Marketa Vondrousova | The Czech who came full circle
“On grass, I didn’t play well before. I think it was the most impossible Grand Slam for me to win. When we came, I was just like, ‘Try to win a couple of matches’. Now this happened, it’s crazy”, said Marketa Vondrousova with Wimbledon’s Venus Rosewater Dish in her hands on Saturday, July 14, 2023. It was curious that the former junior number 1, winner of the WTA 250 while ranked 233, and a Tokyo Olympics silver medallist arrived in the final with a questionable level of self-assurance.
In the first set and leading five games to four, Vondrousova had not only endured an early break of serve but also the Centre Court’s cacophony that was defiantly backing world number 6 Ons Jabeur from Tunisia. Vondrousova was, on paper in-form, having beaten world number 3 Elina Svitolina and world number 4 Jessica Pegula en route to the finals. At this point in time, the commentator observed, “What a turnaround we have here”. But it was hardly the biggest turnaround the unseeded Czech had achieved in her career.
An iterative development
In 2022 around this time, Vondrosouva was in the Wimbledon stands, with her left arm in a cast. She was healing a second wrist surgery and rooting for her friend and doubles partner, Miriam Kolodziejova. Marketa Vondrousova had been sidelined from professional tennis for six months, from April to October.
A closer look into her career shows her tendency to relinquish matches from strong positions.
Marketa Vondrousova, like many athletes, grew up with sports in her DNA. Her father, David Vondrous, who played tennis for pleasure, encouraged her to take up the sport at the age of 4. Her mother, Jindriska Anderlova, was a professional volleyball player for SK Slavia Prague in the top-tier volleyball league Czech Extraliga. After dabbling in many other sports, Marketa focused on tennis from the age of 6. When she entered the ITF Junior Circuit at the age of 13, she had already won the Nike Junior Tour International Masters in the U.S. and some praise for competing with older athletes. From there on, she established herself more as a doubles player, often partnering with compatriot Miriam Kolodziejova with whom in 2015, she won the 2015 Australian Open girl’s double title. She claimed the world number 1 ranking in the junior circuit after winning the Grade-A ITF Grande Milan title in the singles and doubles format.
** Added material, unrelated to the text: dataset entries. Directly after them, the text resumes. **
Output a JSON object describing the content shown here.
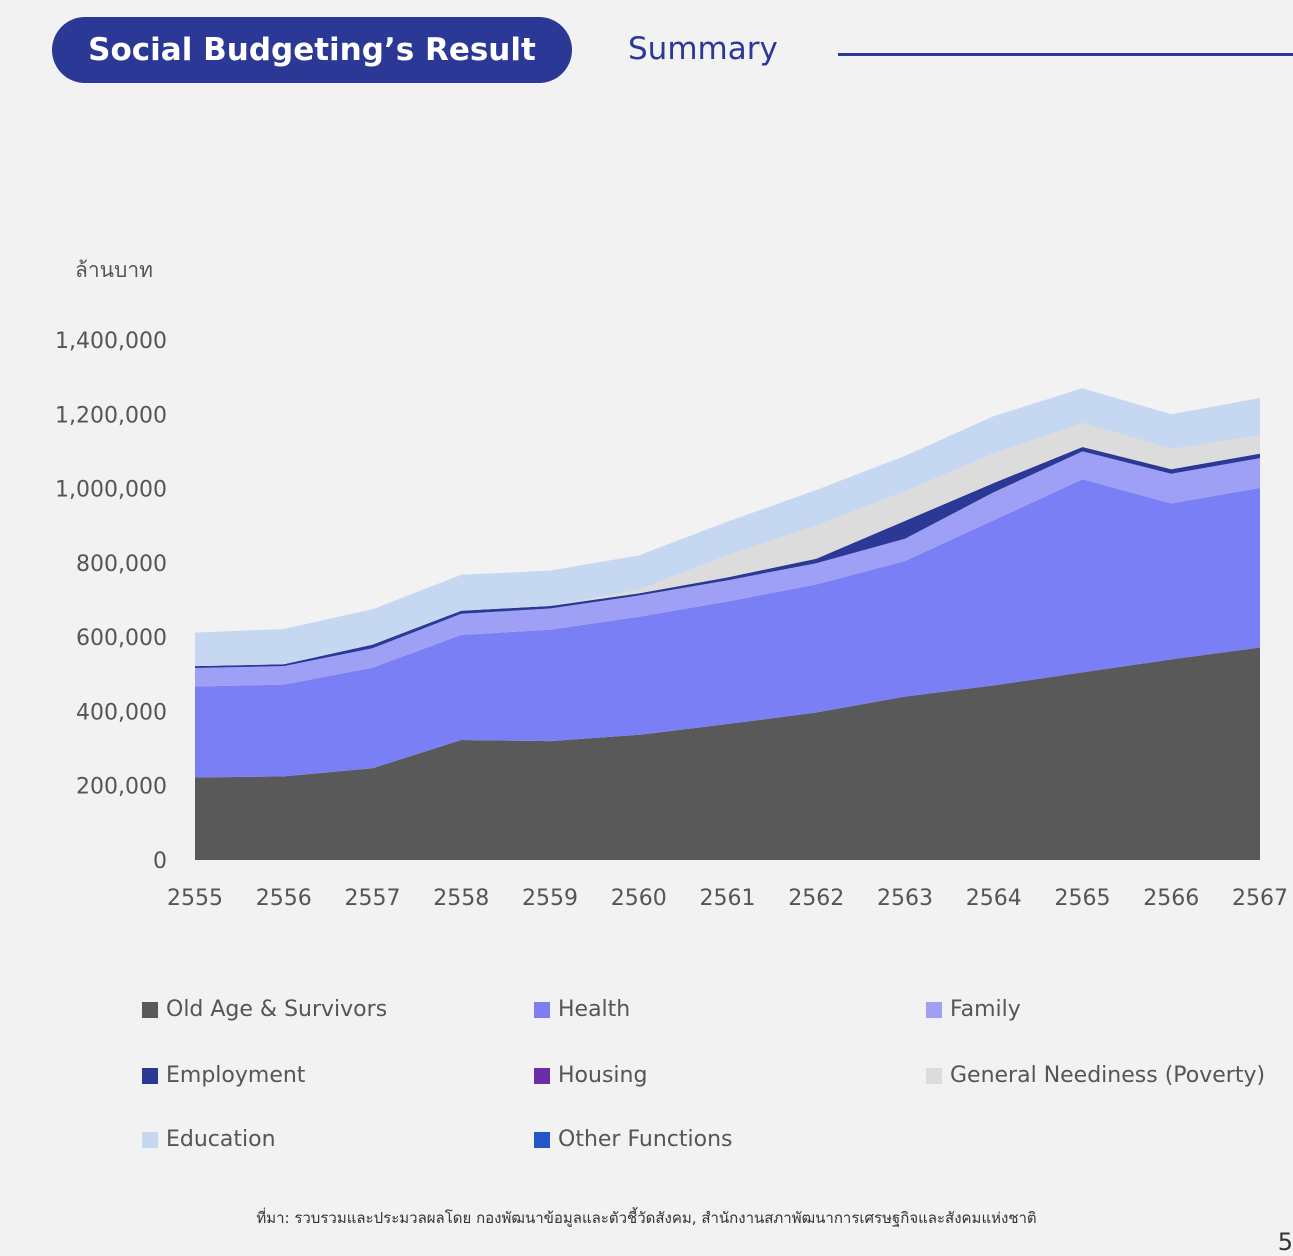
{
  "header": {
    "title": "Social Budgeting’s Result",
    "subtitle": "Summary"
  },
  "footer": {
    "source": "ที่มา: รวบรวมและประมวลผลโดย กองพัฒนาข้อมูลและตัวชี้วัดสังคม, สำนักงานสภาพัฒนาการเศรษฐกิจและสังคมแห่งชาติ",
    "page": "5"
  },
  "chart_data": {
    "type": "area",
    "stacked": true,
    "ylabel": "ล้านบาท",
    "xlabel": "",
    "ylim": [
      0,
      1400000
    ],
    "yticks": [
      0,
      200000,
      400000,
      600000,
      800000,
      1000000,
      1200000,
      1400000
    ],
    "ytick_labels": [
      "0",
      "200,000",
      "400,000",
      "600,000",
      "800,000",
      "1,000,000",
      "1,200,000",
      "1,400,000"
    ],
    "grid": false,
    "legend_position": "bottom",
    "categories": [
      "2555",
      "2556",
      "2557",
      "2558",
      "2559",
      "2560",
      "2561",
      "2562",
      "2563",
      "2564",
      "2565",
      "2566",
      "2567"
    ],
    "series": [
      {
        "name": "Old Age & Survivors",
        "color": "#595959",
        "values": [
          222000,
          225000,
          247000,
          323000,
          320000,
          337000,
          366000,
          397000,
          440000,
          470000,
          505000,
          540000,
          572000
        ]
      },
      {
        "name": "Health",
        "color": "#7b7ff5",
        "values": [
          245000,
          247000,
          271000,
          283000,
          300000,
          318000,
          330000,
          345000,
          365000,
          445000,
          520000,
          420000,
          430000
        ]
      },
      {
        "name": "Family",
        "color": "#9ea0f5",
        "values": [
          50000,
          50000,
          52000,
          57000,
          57000,
          57000,
          57000,
          57000,
          60000,
          75000,
          75000,
          80000,
          80000
        ]
      },
      {
        "name": "Employment",
        "color": "#2b3896",
        "values": [
          5000,
          5000,
          10000,
          8000,
          7000,
          6000,
          8000,
          12000,
          48000,
          25000,
          12000,
          12000,
          12000
        ]
      },
      {
        "name": "Housing",
        "color": "#6a2fa6",
        "values": [
          0,
          0,
          0,
          0,
          0,
          0,
          0,
          0,
          0,
          0,
          0,
          0,
          0
        ]
      },
      {
        "name": "General Neediness (Poverty)",
        "color": "#dcdcdc",
        "values": [
          0,
          0,
          0,
          0,
          0,
          10000,
          60000,
          90000,
          80000,
          80000,
          65000,
          55000,
          50000
        ]
      },
      {
        "name": "Education",
        "color": "#c6d7f2",
        "values": [
          90000,
          95000,
          95000,
          97000,
          95000,
          92000,
          90000,
          95000,
          95000,
          100000,
          93000,
          93000,
          100000
        ]
      },
      {
        "name": "Other Functions",
        "color": "#2456c9",
        "values": [
          0,
          0,
          0,
          0,
          0,
          0,
          0,
          0,
          0,
          0,
          0,
          0,
          0
        ]
      }
    ]
  }
}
In 2019, she reached the French Open finals but failed to live up to the billing as a worthy opponent in the final, falling to a flat 6-1,6-3 loss against the then-rising Barty. Perhaps the fact that she underwent her first wrist surgery immediately after the match was a sign of what was brewing. 2020 was an especially rollercoaster year for her. With Wimbledon cancelled, she exited the U.S. Open in the second round. Then she stormed into the gold-medal match of the 2020 Tokyo Olympics (delayed to 2021 due to the pandemic), hammering Naomi Osaka on her home soil, then Elina Svitlona in straight sets before crashing to a stunning defeat by Belinda Bencic. She was supposed to have won this fixture given her form. Then came a string of first-round exits in the Australian Open and French Open. There was not much consolation in the WTA tours between these years either.
No rains, no flowers
But the 5 feet 4 always had characteristics about her game that many players from her era lacked: a lung-busting capacity for defence, an audacity for creativity with notorious drop shots and slices, and a backhand that can neutralise big forehands. Being left-handed also gave her statistical advantages. On Saturday, when her opponent was taking big risks and failing, it was Vondrousova—guilty of often losing nerves herself—who calmly pulled Jabeur out of positions with a variety of shots that sent her side to side, predictably tiring her into hitting balls into the net.
Vondrousova’s body language also was wholesome to see, clinching her hands into a fist for winning shots and a look of redemption towards her box, without an expression much like her idol Roger Federer. Jabeur’s demeanour of roaring celebrations and flaring nostrils, on the other hand, made Vondrousova’s humility shine more. After the match, the Czech who has turned her body into a canvas for tattoos was questioned if she was going to get some more tattoos. She revealed a bet between her and her coach Jan Hernych for matching tattoos if she was to win a Grand Slam title.
If the narrative of inconsistency in women’s tennis is true, then Vondrousova’s exasperating journey in which she often fell short of the summit, is cruelly the best example. Expectations around her had been rising long before last week’s stunning victory. Her entourage would have been mentally prepared for her not coming up clutch. Two points away from the win, they had begun shedding their fears of joy. By that point, she was oozing calmness. There was a hint in her body language that she was never one to put inhumane pressure on herself and rather clearly understands her iterative process. It certainly shows in her tattoos, one of which says “No Rains, No Flowers”.